From: Steevo Wymzelico
Subject: Re: [Social-discuss] GNU-social features
Date: Sat, 4 Jul 2015 12:12:49 +1200

oh yeah, but how would one go get those shapes? (to learn about that engine)

seems like it needs a quantum gravity slide, findable maps from
spectral mind maintenance whims, unifying stuff about GNU social.

eg. the README being the top level for now and the other detective
work, having a system for finding these weird qualities of the mind
across a huge pile of it is the new stuff.

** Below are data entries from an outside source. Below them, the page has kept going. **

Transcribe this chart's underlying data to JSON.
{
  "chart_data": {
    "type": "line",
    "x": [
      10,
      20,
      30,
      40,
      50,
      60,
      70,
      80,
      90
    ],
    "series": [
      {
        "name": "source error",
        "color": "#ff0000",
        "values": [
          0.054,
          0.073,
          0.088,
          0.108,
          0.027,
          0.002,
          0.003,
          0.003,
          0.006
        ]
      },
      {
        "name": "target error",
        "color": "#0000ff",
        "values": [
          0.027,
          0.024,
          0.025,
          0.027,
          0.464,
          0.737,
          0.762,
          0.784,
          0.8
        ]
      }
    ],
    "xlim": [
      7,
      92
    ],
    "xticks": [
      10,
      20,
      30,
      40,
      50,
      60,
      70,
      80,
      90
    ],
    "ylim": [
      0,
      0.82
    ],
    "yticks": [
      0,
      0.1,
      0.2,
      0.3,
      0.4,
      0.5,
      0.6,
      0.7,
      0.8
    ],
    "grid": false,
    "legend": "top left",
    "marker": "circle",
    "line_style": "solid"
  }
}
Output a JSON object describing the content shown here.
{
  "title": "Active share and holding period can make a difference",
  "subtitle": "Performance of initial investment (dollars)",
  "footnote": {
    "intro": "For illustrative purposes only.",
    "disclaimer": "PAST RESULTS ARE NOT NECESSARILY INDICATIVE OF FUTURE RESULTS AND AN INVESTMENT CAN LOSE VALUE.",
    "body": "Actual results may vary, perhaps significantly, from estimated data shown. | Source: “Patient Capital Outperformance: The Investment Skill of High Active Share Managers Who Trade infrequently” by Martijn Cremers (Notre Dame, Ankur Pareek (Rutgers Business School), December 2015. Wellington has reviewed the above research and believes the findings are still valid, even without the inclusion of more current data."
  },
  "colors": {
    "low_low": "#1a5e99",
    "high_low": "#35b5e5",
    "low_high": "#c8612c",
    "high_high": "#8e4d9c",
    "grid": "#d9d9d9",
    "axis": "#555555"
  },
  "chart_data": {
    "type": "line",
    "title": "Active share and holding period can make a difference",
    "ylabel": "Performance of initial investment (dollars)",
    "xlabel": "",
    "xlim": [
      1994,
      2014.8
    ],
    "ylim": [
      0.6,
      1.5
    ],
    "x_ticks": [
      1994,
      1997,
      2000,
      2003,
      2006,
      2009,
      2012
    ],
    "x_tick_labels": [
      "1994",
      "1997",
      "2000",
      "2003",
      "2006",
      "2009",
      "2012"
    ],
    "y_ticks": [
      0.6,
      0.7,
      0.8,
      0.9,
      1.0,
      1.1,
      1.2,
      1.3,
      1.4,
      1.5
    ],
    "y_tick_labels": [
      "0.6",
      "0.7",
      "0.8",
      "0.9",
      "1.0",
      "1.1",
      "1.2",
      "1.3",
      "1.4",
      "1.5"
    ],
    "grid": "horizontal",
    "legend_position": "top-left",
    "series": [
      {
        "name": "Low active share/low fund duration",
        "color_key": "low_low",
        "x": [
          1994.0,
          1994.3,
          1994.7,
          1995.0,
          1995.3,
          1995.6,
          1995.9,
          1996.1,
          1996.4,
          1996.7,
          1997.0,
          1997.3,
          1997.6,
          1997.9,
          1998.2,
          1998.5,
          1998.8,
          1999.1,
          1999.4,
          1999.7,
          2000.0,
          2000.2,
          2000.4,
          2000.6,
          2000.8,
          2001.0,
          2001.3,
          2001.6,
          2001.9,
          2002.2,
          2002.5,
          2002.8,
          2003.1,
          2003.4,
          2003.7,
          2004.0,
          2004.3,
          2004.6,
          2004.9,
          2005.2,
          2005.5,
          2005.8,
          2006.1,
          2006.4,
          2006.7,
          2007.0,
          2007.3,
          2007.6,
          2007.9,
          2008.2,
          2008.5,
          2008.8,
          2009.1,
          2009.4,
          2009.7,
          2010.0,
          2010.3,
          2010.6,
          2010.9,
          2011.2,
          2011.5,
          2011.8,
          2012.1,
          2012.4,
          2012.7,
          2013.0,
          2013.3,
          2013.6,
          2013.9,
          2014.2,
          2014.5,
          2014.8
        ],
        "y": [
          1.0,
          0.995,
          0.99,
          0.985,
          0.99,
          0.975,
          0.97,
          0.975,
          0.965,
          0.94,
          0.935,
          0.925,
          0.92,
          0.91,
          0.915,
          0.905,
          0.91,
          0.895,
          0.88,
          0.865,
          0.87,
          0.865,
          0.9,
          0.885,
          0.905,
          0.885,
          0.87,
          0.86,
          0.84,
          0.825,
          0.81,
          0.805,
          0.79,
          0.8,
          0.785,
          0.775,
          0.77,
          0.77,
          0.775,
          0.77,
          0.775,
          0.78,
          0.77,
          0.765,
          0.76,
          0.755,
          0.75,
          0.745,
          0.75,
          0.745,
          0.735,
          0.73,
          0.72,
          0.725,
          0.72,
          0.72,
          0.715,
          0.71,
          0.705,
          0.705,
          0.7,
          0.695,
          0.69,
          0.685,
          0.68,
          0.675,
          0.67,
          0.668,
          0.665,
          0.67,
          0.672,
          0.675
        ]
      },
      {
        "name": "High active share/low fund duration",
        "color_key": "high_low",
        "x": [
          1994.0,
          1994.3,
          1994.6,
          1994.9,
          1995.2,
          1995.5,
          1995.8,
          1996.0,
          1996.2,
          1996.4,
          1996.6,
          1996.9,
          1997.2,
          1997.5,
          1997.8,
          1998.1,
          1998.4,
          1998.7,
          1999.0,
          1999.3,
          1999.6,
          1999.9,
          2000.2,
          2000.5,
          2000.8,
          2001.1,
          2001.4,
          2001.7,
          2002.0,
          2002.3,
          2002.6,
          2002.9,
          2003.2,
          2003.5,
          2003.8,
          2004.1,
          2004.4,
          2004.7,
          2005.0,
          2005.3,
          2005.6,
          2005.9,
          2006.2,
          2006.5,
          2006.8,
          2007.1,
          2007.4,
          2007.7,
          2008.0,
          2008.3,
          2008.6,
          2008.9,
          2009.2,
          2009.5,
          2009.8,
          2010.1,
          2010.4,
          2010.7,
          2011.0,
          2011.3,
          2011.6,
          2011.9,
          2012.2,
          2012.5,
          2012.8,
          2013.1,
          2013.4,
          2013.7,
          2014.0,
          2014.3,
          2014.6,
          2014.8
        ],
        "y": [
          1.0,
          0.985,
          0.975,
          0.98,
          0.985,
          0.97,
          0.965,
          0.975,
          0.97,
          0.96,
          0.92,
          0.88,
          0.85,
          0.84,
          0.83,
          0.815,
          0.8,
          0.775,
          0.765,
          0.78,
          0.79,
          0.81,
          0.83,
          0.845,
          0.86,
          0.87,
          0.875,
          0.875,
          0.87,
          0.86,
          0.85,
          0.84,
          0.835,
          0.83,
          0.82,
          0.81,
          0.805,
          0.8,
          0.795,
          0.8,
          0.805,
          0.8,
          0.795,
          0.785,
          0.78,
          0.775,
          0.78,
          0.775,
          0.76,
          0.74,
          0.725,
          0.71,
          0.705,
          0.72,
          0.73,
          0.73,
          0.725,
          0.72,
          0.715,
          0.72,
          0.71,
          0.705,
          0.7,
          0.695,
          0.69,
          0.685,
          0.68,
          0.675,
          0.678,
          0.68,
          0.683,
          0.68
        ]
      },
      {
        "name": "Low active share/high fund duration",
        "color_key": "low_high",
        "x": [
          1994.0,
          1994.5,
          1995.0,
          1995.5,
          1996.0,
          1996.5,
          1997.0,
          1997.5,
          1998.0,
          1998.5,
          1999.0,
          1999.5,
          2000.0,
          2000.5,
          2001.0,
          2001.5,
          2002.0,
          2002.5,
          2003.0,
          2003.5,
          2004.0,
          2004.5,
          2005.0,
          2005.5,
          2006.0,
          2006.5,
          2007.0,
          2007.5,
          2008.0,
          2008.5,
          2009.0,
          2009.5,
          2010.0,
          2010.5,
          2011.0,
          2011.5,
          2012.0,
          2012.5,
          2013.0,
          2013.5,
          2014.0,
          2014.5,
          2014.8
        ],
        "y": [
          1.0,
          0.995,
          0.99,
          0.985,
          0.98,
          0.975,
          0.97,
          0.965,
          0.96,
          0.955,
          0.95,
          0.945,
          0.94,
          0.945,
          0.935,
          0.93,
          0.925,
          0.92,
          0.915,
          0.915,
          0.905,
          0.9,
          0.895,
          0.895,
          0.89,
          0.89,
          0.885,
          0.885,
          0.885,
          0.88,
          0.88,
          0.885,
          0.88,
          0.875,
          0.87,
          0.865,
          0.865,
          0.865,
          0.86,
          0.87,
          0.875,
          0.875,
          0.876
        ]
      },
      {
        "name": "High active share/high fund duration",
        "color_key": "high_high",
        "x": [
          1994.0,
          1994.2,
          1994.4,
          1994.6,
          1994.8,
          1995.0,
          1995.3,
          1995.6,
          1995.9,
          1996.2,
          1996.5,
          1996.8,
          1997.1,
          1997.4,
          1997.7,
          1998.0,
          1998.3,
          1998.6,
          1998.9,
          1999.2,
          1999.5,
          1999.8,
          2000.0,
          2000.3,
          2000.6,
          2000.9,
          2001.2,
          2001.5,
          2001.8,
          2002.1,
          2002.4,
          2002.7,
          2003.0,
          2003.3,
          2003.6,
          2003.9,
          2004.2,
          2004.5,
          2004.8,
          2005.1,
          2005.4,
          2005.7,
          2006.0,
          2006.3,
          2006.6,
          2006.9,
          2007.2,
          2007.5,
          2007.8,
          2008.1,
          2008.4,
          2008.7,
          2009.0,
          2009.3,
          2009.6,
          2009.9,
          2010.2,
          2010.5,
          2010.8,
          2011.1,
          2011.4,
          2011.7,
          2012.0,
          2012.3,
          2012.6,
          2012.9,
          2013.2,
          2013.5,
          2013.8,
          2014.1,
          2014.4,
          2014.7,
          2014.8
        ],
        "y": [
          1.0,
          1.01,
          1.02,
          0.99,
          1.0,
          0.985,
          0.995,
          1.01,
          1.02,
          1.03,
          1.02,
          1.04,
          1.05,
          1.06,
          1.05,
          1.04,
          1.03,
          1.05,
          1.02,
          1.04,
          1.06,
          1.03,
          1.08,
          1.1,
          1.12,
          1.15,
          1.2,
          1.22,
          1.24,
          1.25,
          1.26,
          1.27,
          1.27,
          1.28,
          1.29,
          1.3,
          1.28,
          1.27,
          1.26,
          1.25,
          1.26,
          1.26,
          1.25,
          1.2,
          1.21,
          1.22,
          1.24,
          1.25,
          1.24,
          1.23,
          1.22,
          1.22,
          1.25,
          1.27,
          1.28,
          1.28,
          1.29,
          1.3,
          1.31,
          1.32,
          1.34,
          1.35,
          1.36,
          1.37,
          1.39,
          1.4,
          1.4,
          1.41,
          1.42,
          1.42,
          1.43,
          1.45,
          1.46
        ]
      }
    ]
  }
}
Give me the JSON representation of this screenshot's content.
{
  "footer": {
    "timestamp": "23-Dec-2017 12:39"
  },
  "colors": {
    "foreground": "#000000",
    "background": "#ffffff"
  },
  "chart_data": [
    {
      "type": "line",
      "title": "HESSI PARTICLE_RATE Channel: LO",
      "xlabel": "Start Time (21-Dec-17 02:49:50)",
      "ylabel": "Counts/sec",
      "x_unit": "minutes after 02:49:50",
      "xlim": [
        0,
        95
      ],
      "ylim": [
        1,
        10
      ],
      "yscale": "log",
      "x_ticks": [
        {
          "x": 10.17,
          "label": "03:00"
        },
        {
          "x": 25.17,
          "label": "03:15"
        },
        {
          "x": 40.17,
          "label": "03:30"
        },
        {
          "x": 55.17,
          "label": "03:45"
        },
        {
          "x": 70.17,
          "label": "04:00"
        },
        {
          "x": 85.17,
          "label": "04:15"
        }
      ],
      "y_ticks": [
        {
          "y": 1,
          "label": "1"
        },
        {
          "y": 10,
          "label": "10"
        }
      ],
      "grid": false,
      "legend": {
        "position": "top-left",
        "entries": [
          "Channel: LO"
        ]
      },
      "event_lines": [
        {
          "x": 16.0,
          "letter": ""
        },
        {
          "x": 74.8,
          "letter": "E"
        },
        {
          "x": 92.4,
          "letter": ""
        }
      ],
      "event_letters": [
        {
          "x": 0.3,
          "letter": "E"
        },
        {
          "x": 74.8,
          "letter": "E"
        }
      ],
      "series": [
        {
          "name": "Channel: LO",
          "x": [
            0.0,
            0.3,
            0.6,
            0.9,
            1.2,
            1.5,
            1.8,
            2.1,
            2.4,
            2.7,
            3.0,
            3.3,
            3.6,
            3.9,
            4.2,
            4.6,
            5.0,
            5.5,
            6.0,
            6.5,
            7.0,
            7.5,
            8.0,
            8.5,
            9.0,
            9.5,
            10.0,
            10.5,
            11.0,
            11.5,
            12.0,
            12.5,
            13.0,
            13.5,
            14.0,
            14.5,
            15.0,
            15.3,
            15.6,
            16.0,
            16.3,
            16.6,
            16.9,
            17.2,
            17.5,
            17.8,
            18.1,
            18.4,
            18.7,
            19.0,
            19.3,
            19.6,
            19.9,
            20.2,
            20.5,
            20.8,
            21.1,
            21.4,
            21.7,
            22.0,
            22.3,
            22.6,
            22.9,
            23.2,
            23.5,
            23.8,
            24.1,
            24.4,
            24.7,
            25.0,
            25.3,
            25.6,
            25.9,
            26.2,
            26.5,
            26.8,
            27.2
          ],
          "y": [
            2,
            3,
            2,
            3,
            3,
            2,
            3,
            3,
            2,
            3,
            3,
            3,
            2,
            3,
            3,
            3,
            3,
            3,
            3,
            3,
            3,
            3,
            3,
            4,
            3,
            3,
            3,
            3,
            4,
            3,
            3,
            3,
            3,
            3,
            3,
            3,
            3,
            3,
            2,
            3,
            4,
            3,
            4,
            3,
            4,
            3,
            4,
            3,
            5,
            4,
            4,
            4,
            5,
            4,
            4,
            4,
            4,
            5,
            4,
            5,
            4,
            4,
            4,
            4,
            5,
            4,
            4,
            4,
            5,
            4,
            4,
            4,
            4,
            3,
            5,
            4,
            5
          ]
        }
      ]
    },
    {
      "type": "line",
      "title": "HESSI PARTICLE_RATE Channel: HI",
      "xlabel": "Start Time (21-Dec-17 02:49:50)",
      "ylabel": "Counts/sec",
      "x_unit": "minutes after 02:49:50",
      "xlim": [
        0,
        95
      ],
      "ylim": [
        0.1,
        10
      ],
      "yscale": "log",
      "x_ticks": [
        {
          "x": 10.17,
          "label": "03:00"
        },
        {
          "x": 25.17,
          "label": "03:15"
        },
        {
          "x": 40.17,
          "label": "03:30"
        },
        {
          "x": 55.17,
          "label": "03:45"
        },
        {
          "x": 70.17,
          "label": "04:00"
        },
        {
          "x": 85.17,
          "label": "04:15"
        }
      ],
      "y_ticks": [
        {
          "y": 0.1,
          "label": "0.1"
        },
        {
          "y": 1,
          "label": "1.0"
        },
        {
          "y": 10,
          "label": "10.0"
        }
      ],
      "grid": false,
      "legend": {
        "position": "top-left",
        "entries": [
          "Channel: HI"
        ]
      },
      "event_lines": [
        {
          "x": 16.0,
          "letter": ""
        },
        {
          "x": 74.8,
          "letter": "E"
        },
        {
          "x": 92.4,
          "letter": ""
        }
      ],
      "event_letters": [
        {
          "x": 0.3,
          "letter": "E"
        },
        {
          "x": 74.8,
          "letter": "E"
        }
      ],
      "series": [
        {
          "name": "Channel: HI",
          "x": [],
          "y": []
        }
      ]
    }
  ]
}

I can only offer my services as a Qualified Artist to make something
nice to look at about it, if it's possible to communicate to me what
to communicate about it. its about generating compression patterns,
distributing, phenomena. a box with snakes crawling out of it is what
I can see so far.

what/where are places?

On Sat, Jul 4, 2015 at 9:31 AM, Adam Moore <address@hidden> wrote:
> Melvin Carvalho <address@hidden> writes:
>> Not sure I agree with this.  GNU Social was an attempt for GNU to make
>> a "social" system, NOT a "microblogging" system.  When it started Matt
>> Lee sat down with Tim Berners-Lee and designed a great system.  The
>> main problem with realizing that dream was lack of resources.
>> I chatted with Matt at the start and we wanted to make a generic
>> social layer for GNU that would fit into libre fm, gnu social and
>> other things.  We just didnt have the man power.  There was talk about
>> basing gnu social on elgg, but when wasnt wanted anymore
>> and the owners moved on, the donation of code swung the path.  This
>> was mainly due to a small dev team finding it too attractive to reuse
>> rather than start from scratch.
>> Reusing comes with its own problems.  Status net was abandoned for a
>> reason.  And the problems it had then, more or less, still remain,
>> mainly scalability.  OStatus is one of the big problems.  It was
>> lobbied for by web 2.0 folks that are good at shouting loudest and
>> drowning out others (like Tim Beners-Lee, who is still going).  Even
>> the creators are moving to activity streams 2.0.
>> So while lots of the above may be completely accurate *given the
>> current context*, it's important to note that's a function of the
>> history, not necessarily the philosophy.  The philosophy has changed
>> before and could again.
> Thanks for the additional information, Melvin.  I tried to paint a
> picture of the way things currently are, but wasn't really qualified to
> say how things were (or still are) meant to be.
> It's worth restating for Mr. Miltenburg, or whomever else migh come
> looking, that there *is* a (more-or-less) functional general-purpose
> social-media engine in the belly of the GNU social software.  All kinds
> of applications for sharing any type of media or activity could be built
> with it, and this is what makes it interesting.  However, the current
> environment is very microblogging-oriented.